- Episode no.: Series 1 Episode 6
- Directed by: Lewis Arnold
- Written by: Jonathan Brackley and Sam Vincent
- Original air date: 19 July 2015

Episode chronology
| ← Previous "Episode 5" | Next → "Episode 7" |

= Episode 6 (Humans series 1) =

"Episode 6" is the sixth episode of the first series of Humans, a show based on Real Humans and co-produced by Channel 4 and AMC. It aired in the UK on 19 July 2015, and was watched by 3.926 million viewers; it aired on 2 August 2015 in the US to 1.03 million households. The episode received positive reviews.

==Plot==
Edwin tells Fred he has found out about the program David left in the group of conscious synths; Fred escapes. Niska is hiding out at George's with a broken Odi. Laura reveals to Mattie that Tom is not someone she is having an affair with, but her late younger brother whose fatal childhood accident was blamed on her by her mother. Jill and Simon's relationship turns sexual (although this scene was not broadcast on AMC). Pete and Karen have sex, too, after which Karen reveals to Pete she is really a synth and he runs away. On their way, Anita lets out a huge gasp for breath causing Laura to veer off course. Mia briefly gains consciousness again and gives Mattie a hint how to recover her from Anita. She tells Laura that she too lost somebody important to her; her adopted son, before Anita regains full control, causing Mia's personality to become dormant again.
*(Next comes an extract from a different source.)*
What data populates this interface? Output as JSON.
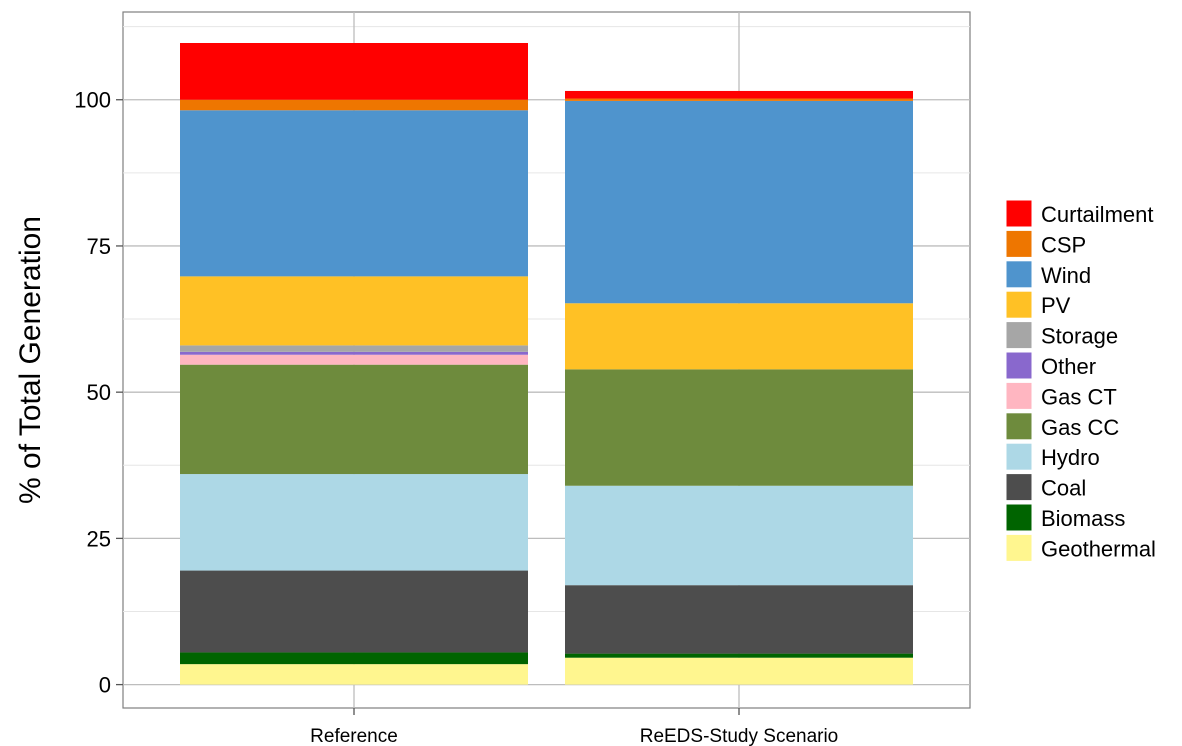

Mattie finds Leo who reveals his past: Mia, the first ever synth built, was created by David as Leo's nanny and adopted mother when Leo's real mother fell mentally-ill and was sectioned. Then David created three more synths, Max, Fred, and Niska. At age 12, when Leo's mother escaped from the ward and drowned them both, Mia rescued him too late from the lake. David brought him back to life by adding synth technology to his brain and body. Eventually, David chased all of them away and committed suicide. Joe reconciles with Laura when Leo and Max arrive with the Hawkins children. Leo is able to restore Mia and then leaves with Max to meet Fred, but Joe calls authorities on them. Cornered by Edwin and police, Max, low on power, sacrifices himself to help Leo escape.

==Reception==
===Ratings===
Airing in the UK on 19 July 2015, the episode received 3.926 million viewers on Channel 4 and 0.387 million viewers on its timeshift service. It was the most watched programme on Channel 4 that week, and the second-most watched on Channel 4 +1. In the US on 2 August 2015, the episode was viewed by 1.03 million households.

===Reviews===
Brandon Nowalk of The A.V. Club gave the episode an A−, describing the "tragedy of the Elster kids" as the "real heart of the episode"; Nowalk "teared up" when Leo brought Mia to the surface, saying that it was "an exciting payoff to a story that hasn't been that compelling until this episode". Matt Fowler of IGN rated the episode 8.4 out of 10 and opined that it was "the best episode of Humans to date". Fowler complimented the episode's "staggering amount of answers" and the "sad, pivotal death" of Max; however, he criticised Joe, who he claimed had gone from "complicated to cliche", and Toby, who was described as a "shaky character". Paul Dailly of TV Fanatic said that Humans "is really playing with our emotions", called Joe a "complete idiot" and said Max was "a really interesting character". Neela Debnath of Express wrote "Episode six moves away from being a psychological thriller and a debate about artificial intelligence becomes more of a human drama" and described Max's bridge scene as an "unexpected tear-jerker", "devastating" and "nothing less than upsetting", as Max was "the only likeable character". Kyle Fowle of Entertainment Weekly said that the reunion of Mia, Leo and Max was "genuinely touching" and that Max sacrificing himself was "a beautiful moment". Hannah Verdier of The Guardian said "there are plenty of [shocks] this week", describing Anita's change of persona as "skillful and chilling".